La fresque représente trois personnages dans un ciel couvert de nuages au centre duquel est placée une sphère céleste entourée d’un bandeau sur lequel sont représentés les signes du zodiaque ; on reconnaît Poissons, Bélier, Taureau et Gémeaux. D’un côté Jupiter, dieu des dieux, est assis sur un aigle, l’animal qui l’accompagne et le symbolise. De l’autre côté, debouts, Neptune, dieu des mer et de l’océan, accompagné d’un cheval marin, et Pluton, dieu des enfers, avec le terrible Cerbère, le chien à trois têtes qui garde l’entrée du séjour des morts. Les trois frères, Jupiter, Neptune et Pluton, fils de Saturne (Chronos) et de Rhéa, symbolisent les trois éléments et les trois minéraux, Jupiter, l’air et le soufre, Neptune, l’eau et le mercure, Pluton, la terre et le chlore. Jupiter touche la sphère céleste qui contient la terre au centre et un soleil qui gravite autour selon la représentation aristotélicienne et géocentrique de l’univers. Le geste de Jupiter pourrait également traduire la séparation des lumières et des ténèbres en faisant référence à la représentation de Michel-Ange dans la chapelle Sixtine.
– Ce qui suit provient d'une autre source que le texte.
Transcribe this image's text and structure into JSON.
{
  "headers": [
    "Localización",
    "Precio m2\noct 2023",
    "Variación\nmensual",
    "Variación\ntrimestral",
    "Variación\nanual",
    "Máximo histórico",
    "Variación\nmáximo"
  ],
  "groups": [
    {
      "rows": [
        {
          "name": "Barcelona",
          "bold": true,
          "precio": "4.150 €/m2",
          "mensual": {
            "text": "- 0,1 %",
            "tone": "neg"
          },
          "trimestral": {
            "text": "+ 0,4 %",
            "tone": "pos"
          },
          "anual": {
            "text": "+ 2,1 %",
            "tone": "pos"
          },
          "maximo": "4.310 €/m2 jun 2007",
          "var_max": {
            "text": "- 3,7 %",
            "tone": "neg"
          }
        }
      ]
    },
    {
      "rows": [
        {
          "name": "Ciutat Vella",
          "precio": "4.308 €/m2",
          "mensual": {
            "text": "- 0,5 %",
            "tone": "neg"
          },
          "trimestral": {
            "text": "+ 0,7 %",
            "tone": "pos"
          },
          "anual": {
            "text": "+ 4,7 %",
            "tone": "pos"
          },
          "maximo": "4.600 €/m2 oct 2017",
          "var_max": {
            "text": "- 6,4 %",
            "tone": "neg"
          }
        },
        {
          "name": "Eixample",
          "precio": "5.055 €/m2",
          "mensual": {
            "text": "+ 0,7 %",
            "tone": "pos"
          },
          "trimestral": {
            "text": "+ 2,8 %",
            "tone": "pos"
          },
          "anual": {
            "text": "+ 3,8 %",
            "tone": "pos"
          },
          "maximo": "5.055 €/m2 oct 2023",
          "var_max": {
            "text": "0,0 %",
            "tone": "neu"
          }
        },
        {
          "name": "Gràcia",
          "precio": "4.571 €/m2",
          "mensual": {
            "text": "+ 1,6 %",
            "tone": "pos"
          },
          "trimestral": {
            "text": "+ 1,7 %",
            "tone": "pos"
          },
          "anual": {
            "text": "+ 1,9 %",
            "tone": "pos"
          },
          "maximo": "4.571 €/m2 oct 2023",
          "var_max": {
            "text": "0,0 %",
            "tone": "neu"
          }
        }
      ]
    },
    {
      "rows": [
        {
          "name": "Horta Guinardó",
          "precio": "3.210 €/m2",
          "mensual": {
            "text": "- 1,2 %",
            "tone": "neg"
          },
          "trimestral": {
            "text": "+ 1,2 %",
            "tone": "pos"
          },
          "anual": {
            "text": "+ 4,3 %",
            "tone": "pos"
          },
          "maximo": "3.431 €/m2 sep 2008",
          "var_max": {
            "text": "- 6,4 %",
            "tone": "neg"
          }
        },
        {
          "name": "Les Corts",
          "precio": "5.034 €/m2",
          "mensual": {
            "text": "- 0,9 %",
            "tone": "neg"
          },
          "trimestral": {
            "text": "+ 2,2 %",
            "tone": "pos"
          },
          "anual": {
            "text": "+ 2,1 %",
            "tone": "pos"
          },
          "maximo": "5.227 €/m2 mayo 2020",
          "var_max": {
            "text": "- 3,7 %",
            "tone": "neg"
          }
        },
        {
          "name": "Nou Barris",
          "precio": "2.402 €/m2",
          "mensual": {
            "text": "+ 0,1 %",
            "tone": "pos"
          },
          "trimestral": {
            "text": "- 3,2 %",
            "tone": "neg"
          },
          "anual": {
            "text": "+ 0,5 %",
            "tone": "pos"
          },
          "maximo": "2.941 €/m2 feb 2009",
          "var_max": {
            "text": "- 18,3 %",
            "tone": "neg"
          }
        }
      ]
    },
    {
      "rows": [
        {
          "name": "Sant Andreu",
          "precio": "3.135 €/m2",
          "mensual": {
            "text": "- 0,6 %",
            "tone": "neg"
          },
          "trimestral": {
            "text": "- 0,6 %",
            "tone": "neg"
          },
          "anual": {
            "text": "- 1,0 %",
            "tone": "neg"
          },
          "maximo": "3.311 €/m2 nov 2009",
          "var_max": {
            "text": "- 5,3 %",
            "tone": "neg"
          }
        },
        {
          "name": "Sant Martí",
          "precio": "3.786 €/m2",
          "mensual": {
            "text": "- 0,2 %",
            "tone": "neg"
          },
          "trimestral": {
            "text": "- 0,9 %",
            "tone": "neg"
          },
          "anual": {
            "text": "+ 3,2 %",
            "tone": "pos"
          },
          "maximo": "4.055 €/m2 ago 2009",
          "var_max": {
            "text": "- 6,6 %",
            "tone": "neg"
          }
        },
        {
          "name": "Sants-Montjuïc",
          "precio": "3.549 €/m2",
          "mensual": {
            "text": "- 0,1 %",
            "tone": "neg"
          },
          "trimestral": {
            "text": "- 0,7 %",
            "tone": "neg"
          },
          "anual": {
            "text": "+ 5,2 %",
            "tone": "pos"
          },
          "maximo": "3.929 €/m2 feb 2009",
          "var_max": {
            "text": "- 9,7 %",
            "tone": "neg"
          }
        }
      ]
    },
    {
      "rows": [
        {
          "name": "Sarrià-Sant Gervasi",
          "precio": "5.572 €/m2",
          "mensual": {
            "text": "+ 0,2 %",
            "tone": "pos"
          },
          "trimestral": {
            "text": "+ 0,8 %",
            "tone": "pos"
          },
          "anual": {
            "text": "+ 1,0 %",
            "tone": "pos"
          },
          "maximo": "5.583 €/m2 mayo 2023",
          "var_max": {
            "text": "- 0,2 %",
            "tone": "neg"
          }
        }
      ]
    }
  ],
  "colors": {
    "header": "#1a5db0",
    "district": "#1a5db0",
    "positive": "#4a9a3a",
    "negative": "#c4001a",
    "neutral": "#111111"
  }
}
La représentation du Caravage est vraisemblablement une allégorie du processus alchimique : les trois états fondamentaux de la matière et les trois minéraux sont censés permettre la transmutation de la matière pour générer la pierre philosophale [2].

Les effets de perspective de la fresque sont particulièrement hardis, avec une vue imprenable sur les attributs sexuels de Pluton lesquels furent, paraît-il, longtemps masqués par un voilage pudique rajouté par un autre peintre ! Ces perspectives font penser à des œuvres antérieures : les panneaux centraux des plafonds de la « Camera del Sole e della Luna » réalisé en 1527-1528 par Giulio Romano et Primatice pour le Palais du Te à Mantoue, et « Phaéton conduisant le char du Soleil et Diane celui de la lune » peint par Domenico Brusasorzi, vers 1558, pour le palais Chiericati de Vicenza. Dans ces deux cas, similaires, les chars des dieux symbolisant le soleil et la lune sont vus par dessous, avec en premier plan les ventres des chevaux et les planchers des chars, sans ignorer les attributs virils de leurs conducteurs. Dernière curiosité : les trois dieux sont également des autoportraits du Caravage, tandis le chien Cerbère serait à l’image de Cornacchia, le chien que Caravage avait recueilli. Caravage s’est représenté dans plusieurs de ses œuvres, on peut le reconnaître notamment dans « Le jeune Bacchus malade », « Le martyre de Saint-Matthieu » et « David tenant la tête de Goliath »).


[1] Via Aurora, 6342. Visite privée en groupes de 15 personnes minimum. Voir ArteRome.

[2] Anna Papacostidis. « Peindre la science- Caravage et le milieu savant de Rome ». Mémoire présenté à la Faculté des Etudes supérieures et postdoctorales en vue de l’obtention du grade de Maîtrise ès arts en histoire de l’art. Université de Montréal. 2017.